Wirecard Regulator Pursued Critics After a Probe Found Nothing
(Bloomberg) -- Germany’s financial regulator pursued criminal complaints over alleged manipulation of Wirecard AG shares even after a review of more than half of the overall trading volume found no clear evidence of wrongdoing.
BaFin issued the complaints against short sellers and Financial Times journalists in April 2019, almost two months after the probe by a surveillance unit at the payment company’s main exchange in Frankfurt. It’s not clear why the regulator chose to pursue the complaints, although it does have access to more trading information.
The report examined trading of stocks, options and certificates on Deutsche Boerse AG’s Xetra Classic, Xetra Frankfurt and Eurex, according to a copy seen by Bloomberg. Together, the three platforms accounted for about 59% of Wirecard share trading in 2019, data compiled by Bloomberg shows.
The regulator sees more trading data than what was included in the report, according to a spokeswoman for BaFin. It has a lower threshold for notifications on short positions and access to reports of suspicious trading activities on exchanges outside Germany, she said, declining to specify the information that led to the complaints.

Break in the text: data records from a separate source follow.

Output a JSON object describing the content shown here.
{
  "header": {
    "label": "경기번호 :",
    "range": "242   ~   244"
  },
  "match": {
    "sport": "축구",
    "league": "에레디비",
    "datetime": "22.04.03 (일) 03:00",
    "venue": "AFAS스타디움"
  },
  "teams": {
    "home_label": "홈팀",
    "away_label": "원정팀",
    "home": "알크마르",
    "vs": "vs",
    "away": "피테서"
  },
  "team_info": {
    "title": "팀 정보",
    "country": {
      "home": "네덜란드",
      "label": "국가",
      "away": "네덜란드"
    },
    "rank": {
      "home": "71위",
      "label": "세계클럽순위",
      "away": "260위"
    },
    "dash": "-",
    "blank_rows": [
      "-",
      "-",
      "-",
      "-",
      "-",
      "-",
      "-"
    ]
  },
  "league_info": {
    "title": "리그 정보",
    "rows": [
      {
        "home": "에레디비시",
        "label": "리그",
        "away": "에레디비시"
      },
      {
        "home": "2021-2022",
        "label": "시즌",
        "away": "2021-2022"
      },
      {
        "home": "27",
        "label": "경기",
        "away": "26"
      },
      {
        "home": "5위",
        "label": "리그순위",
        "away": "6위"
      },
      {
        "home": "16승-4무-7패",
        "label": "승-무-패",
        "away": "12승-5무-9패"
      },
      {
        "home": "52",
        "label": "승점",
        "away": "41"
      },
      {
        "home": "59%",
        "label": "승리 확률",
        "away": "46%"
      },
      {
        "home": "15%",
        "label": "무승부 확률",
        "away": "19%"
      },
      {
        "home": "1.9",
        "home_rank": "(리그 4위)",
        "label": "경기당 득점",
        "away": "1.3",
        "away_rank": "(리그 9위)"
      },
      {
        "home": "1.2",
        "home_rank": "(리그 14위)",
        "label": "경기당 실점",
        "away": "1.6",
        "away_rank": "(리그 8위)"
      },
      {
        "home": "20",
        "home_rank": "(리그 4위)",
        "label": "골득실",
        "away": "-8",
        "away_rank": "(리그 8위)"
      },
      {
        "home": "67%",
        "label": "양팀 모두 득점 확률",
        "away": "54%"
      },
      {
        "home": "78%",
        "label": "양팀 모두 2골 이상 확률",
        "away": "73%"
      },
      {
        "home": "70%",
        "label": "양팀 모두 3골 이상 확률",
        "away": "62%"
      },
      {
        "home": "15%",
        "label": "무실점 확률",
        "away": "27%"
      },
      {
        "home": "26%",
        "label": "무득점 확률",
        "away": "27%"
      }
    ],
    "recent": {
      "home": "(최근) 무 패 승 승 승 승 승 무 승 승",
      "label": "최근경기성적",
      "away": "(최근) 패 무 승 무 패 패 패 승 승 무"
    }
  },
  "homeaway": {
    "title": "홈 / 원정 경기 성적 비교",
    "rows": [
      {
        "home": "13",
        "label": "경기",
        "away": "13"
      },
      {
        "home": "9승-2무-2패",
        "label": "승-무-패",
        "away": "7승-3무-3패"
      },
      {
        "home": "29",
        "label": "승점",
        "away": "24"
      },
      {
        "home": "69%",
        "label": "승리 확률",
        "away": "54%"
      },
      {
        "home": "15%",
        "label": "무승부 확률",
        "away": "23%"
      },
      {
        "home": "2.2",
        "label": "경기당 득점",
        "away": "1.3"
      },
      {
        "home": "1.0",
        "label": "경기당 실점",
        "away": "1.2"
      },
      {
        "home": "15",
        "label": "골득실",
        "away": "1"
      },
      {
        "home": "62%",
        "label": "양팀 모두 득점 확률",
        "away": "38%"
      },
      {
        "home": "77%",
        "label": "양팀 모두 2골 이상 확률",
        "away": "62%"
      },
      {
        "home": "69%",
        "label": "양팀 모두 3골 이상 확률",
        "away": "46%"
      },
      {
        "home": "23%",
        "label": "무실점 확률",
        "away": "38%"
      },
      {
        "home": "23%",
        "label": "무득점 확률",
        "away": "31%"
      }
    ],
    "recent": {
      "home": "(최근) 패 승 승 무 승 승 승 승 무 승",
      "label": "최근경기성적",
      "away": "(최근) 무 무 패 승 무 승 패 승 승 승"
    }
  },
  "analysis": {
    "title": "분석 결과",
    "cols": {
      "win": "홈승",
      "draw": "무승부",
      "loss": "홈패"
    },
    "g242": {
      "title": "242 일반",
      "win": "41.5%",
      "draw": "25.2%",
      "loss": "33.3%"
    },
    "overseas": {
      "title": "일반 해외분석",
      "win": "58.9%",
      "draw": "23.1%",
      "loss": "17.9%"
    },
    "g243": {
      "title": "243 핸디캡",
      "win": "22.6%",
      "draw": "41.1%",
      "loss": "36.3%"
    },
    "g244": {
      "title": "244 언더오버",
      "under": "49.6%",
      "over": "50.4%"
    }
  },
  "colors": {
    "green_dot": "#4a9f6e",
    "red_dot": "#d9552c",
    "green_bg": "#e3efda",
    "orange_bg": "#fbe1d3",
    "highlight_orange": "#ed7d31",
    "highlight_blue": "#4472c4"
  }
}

Wirecard collapsed in June last year after saying that 1.9 billion euros ($2.3 billion) in cash probably never existed, sparking a parliamentary inquiry into how BaFin and other authorities handled one of the country’s biggest-ever corporate scandals. At issue is why the regulator took actions that benefited the member of Germany’s benchmark DAX Index, but failed to detect the fraud after multiple warnings.
Officials from BaFin are scheduled to testify to the German parliament’s investigating committee on Friday.
The legal fallout is still unfolding. Former Chief Executive Officer Markus Braun has been in a jail since last year awaiting trial. The probe into short sellers by prosecutors in Munich remains open, while the case against FT journalists has since been dropped.
It emerged on Wednesday that Frankfurt prosecutors visited BaFin’s offices in Bonn to follow up on criminal complaints into staff responsible for overseeing the Wirecard scandal.
Joined by federal police in an unusual show of force, they submitted a letter requesting information as they look into whether to open a probe over the regulator’s handling of Wirecard and allegations it didn’t do enough to prevent insider trading among its staff.
The surveillance unit at the Frankfurt exchange began its review shortly after the FT published stories critical of the company in early 2019, which whipsawed the stock.
The pursuit of Wirecard critics wasn’t the only example of BaFin actions that were at odds with other authorities. The regulator, whose president announced his resignation last month, banned short selling of Wirecard shares in February 2019, even though the Bundesbank had said it wasn’t needed for financial stability. BaFin said it was aimed at preserving “market integrity.”
Internal documents of the German parliament’s investigation committee also show that BaFin inquired about a possible trading ban for Wirecard shares in February 2019, but was advised against such a move by the Frankfurt stock exchange’s surveillance unit.
“BaFin wanted the ban on short sales no matter what,” said Danyal Bayaz, a member of the parliamentary committee from the Green party. “We think the short-sale ban was illegal. As the legal supervisor, the finance ministry bears responsibility here and should have reviewed the action and intervened.”
Finance Minister Olaf Scholz, the Social Democratic party’s candidate for chancellor in September’s elections, is set to face the committee’s questions in the coming months. He’s said he will strengthen BaFin by hiring more people and create a task force for forensic probes and investigations into accounting fraud.